I am currently trying to get my head around some things concerning parametric bootstrap. Most things are probably trivial but I still think I may have missed something.
Suppose I want to get confidence intervals for data using a parametric bootstrap procedure.
So I have this sample and I assume its normally distributed. I would then estimate variance $\hat{v}$ and mean $\hat{m}$ and get my distribution estimate $\hat{P}$, which is obviously just $N(\hat{m},\hat{v})$.
Instead of sampling from that distribution I could just calculate the quantiles analytically and be done.
a) I conclude: in this trivial case, the parametric bootstrap would be the same as calculating things in a normal-distribution-assumption?
So theoretically this would be the case for all parametric bootstrap models, as long as I can handle the calculations.
b) I conclude: using the assumption of a certain distribution will bring me extra accuracy in the parametric bootstrap over the nonparametric one (if it is correct of course).

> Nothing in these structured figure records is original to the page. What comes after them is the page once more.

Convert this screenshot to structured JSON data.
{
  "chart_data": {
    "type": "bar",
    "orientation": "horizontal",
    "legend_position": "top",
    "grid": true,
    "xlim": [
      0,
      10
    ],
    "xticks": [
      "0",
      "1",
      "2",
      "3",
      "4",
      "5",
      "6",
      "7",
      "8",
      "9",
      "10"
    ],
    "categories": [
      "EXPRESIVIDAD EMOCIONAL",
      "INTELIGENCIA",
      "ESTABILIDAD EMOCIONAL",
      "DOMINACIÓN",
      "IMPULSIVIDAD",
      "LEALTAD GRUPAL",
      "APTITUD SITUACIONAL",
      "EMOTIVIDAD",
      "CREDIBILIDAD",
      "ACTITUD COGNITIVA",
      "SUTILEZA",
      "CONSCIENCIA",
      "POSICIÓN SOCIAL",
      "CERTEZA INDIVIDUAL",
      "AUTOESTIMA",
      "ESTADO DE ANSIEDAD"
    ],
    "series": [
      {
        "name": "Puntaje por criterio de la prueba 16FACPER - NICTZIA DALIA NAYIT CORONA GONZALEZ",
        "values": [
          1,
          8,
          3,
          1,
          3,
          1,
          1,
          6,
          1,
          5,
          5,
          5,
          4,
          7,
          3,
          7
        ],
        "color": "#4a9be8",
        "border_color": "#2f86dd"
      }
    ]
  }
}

But other than that, I just do it because I can't handle the analytic calculations und try to simulate my way out of it?
c) I would also use it if the calculations are "usually" done using some approximation because this would perhaps give me more accuracy...?
To me, the benefit of the (nonparametric) bootstrap seemed to lie in the fact that I don't need to assume any distribution. For the parametric bootstrap that advantage is gone - or are there things I've missed and where the parametric bootstrap provides a benefit over the things mentioned above?